If there are pains in the heel in the mornings or after rest, then they are treated as a residual phenomenon after the loads. Suffer this disorder people who are constantly on their feet (for example, postmen, sellers, security guards, etc.).

Often, even sleep does not eliminate discomfort. With this development of events, doctors recommend to think about changing the type of activity.

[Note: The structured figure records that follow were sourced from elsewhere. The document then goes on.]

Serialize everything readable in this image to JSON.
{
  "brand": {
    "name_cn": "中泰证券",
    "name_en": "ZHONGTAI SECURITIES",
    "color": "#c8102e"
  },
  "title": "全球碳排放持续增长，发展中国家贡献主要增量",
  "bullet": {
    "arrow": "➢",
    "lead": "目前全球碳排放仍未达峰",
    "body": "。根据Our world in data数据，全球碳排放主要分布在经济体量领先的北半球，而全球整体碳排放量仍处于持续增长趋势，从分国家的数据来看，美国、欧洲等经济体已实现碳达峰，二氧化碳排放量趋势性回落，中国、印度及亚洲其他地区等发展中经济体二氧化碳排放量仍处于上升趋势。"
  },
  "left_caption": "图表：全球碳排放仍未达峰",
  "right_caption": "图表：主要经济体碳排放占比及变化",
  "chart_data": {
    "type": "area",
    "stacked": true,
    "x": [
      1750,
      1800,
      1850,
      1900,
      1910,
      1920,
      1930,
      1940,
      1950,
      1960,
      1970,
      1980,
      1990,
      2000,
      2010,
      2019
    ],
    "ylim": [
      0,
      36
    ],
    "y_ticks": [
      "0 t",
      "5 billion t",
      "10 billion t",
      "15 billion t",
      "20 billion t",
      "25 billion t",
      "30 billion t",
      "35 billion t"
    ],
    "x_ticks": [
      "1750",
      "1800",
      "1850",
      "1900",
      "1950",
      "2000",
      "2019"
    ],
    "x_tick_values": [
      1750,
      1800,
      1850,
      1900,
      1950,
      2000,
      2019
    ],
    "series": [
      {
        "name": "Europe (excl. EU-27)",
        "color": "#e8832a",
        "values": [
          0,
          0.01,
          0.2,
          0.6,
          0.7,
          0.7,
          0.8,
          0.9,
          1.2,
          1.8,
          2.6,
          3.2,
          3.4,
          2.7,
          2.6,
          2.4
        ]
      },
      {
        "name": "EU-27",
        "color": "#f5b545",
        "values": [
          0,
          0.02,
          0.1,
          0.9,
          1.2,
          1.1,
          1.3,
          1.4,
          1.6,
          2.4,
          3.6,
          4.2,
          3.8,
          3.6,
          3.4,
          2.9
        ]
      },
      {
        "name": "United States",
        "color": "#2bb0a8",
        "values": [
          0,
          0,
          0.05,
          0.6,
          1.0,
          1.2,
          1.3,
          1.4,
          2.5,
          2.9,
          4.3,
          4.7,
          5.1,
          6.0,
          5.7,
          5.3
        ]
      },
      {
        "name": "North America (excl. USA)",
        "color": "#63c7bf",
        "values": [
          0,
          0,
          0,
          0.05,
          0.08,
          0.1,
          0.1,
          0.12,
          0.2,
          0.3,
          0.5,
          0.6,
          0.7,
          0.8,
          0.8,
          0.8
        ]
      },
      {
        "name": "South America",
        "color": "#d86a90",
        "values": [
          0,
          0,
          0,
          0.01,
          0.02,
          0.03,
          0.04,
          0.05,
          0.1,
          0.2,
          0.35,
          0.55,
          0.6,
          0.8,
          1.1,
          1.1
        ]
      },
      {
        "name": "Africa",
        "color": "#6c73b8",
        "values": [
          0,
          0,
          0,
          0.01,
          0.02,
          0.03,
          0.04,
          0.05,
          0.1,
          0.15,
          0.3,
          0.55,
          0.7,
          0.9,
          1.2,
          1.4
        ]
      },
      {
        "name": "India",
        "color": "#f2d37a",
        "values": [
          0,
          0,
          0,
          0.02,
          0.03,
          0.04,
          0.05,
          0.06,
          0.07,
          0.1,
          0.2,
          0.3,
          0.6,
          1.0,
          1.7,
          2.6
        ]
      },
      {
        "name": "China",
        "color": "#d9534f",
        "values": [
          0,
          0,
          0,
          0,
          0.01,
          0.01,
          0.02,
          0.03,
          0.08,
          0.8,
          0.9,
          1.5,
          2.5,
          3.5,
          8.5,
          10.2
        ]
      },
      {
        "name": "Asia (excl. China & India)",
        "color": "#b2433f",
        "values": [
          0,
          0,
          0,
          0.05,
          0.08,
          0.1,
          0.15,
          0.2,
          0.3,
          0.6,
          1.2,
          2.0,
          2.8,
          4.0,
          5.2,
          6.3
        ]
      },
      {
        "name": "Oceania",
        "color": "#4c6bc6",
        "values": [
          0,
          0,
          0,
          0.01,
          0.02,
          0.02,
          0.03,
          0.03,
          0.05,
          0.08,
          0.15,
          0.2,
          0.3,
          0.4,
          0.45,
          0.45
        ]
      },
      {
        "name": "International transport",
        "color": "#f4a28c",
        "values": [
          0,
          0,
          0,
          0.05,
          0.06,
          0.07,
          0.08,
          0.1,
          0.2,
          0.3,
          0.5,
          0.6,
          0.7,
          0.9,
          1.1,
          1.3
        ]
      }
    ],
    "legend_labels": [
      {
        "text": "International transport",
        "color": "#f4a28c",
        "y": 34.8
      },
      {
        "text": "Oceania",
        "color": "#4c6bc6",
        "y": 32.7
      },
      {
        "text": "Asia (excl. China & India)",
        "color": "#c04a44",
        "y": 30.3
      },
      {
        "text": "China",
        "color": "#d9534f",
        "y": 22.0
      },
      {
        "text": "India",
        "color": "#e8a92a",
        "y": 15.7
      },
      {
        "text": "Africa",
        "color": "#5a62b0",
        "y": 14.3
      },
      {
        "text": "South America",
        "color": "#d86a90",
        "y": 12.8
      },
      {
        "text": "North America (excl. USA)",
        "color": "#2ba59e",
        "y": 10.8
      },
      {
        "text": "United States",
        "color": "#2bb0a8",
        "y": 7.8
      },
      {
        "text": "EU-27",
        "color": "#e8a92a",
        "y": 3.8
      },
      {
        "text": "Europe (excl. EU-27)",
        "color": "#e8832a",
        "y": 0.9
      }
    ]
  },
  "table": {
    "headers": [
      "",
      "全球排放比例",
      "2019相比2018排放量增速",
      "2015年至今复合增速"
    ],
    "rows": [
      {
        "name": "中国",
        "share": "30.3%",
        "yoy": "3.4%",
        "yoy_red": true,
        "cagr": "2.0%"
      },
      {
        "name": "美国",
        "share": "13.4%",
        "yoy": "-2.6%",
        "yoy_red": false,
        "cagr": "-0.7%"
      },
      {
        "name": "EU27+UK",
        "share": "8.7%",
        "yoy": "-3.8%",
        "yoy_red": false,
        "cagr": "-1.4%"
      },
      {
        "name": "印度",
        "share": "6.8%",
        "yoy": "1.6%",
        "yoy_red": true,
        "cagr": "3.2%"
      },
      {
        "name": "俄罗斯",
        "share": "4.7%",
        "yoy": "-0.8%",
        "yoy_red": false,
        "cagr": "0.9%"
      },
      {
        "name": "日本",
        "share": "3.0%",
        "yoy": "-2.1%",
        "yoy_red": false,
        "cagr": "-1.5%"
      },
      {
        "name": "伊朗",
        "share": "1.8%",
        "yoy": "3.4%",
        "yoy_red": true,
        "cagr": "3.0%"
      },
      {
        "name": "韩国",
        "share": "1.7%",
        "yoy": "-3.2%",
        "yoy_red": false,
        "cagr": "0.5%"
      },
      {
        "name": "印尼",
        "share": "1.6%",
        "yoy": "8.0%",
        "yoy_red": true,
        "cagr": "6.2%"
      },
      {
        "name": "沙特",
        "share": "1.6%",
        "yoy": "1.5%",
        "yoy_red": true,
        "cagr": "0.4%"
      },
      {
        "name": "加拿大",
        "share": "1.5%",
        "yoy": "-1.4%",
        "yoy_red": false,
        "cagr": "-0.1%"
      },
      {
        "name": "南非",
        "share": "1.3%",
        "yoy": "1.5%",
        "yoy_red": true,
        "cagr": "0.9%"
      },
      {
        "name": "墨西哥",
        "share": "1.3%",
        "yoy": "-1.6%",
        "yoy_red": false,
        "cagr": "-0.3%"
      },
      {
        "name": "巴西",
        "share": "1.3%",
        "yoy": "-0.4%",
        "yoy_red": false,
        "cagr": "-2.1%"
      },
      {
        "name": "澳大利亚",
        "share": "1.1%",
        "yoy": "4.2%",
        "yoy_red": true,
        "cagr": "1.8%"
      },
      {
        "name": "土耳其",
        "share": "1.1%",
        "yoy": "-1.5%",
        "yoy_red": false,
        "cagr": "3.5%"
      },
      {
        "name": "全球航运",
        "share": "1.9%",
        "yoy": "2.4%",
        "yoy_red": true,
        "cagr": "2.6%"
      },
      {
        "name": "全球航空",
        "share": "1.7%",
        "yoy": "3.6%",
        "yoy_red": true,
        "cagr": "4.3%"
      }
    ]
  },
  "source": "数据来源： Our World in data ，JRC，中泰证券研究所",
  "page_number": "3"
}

Diagnosis of pain in the heel

What kind of doctor should I consult with the appearance of pain in the heel? - First of all, to the traumatologist.

The doctor will examine the foot and ask the patient about previous events. Do not keep silent about bruises, podtytyvani legs or profession, because these reasons to eliminate the simplest.

Much more dangerous are considered various diseases, for the diagnosis of which it is required to conduct a whole complex of measures:

  • X-ray examination. Visually demonstrates the structure of tissues. Assign in the first place.
  • Ultrasound, MRI and CT. It is required to refine the results of X-rays and if there is a suspicion of cancer.
  • Biopsy. Analyze changes in the structure of bone tissue (for example, in tuberculosis).
  • Study of the conductivity of neurons. It is required to exclude a neuralgic disorder.
  • Blood test. Determine the concentration of sugar and uric acid, the presence of oncomarkers and prostaglandins.
  • Bacteriological analysis. Investigate the composition of the synovial fluid for the presence of bacteria.

To treat pain in the heel starts only after examination. To someone it will seem too voluminous, but the error in this case can cost if not spent time, then deterioration in health.

Treatment of pain in the heel

Treatment of pain in the heel

The most frequent cause of pain in the heel is the " spur ". This disease is treated with non-steroidal anti-inflammatory drugs (NSAIDs), among which Diclofenac and Finalgel are considered effective.

But physicians use medicines based on their own experience and the clinical picture of the disease, so do not consider these drugs a panacea.

In the absence of shifts in the positive direction, additional measures are appointed:

  • drug blockade of the joint;
  • electrophoresis;
  • UHF;
  • compresses either only on the heel, or on the entire foot (Novokain, Dimeksid);
  • special gymnastics and massage.

By the way, such means are shown both in fasciitis, and bursitis, and achillodynia. However, if the cause of pain in the heel when walking after sleep is not a spur or similar inflammation, then the course of treatment will be different. Everything depends on the primary disease.

For example, diabetes requires normalization of pancreatic function, infectious diseases - elimination of pathogenic microorganisms, neuralgic - restoration of conduction of neurons.

If the medications failed to get rid of severe pain in the heel and the situation is aggravated, then they resort to surgical intervention.

Of course, it is carried out very rarely, but with the rupture of tendons - is inevitable. Even the plantar spur is sometimes excised, and in the case of a good or malignant tumor, surgery can be the only treatment option.


Prevention It is not always possible to prevent such an unpleasant symptom. In the presence of a generalized disease without comprehensive treatment can not do. However, pain in the heel often occurs for other reasons. How to prevent a turn of events for the worse?

  • Reduce the number of hours spent on your feet.
  • Regularly perform gymnastics for feet.
  • Get rid of excess weight.
  • Wear only comfortable shoes.
  • Strengthen immunity.
  • Do not delay the treatment of diseases.
  • Protect feet from injury.


Pain in the heel is usually the result of increased stress on the legs. You can not exclude options for the development of local or systemic diseases, coping with which is very difficult.

In any case, if this symptom occurs, you should consult your doctor for diagnosis.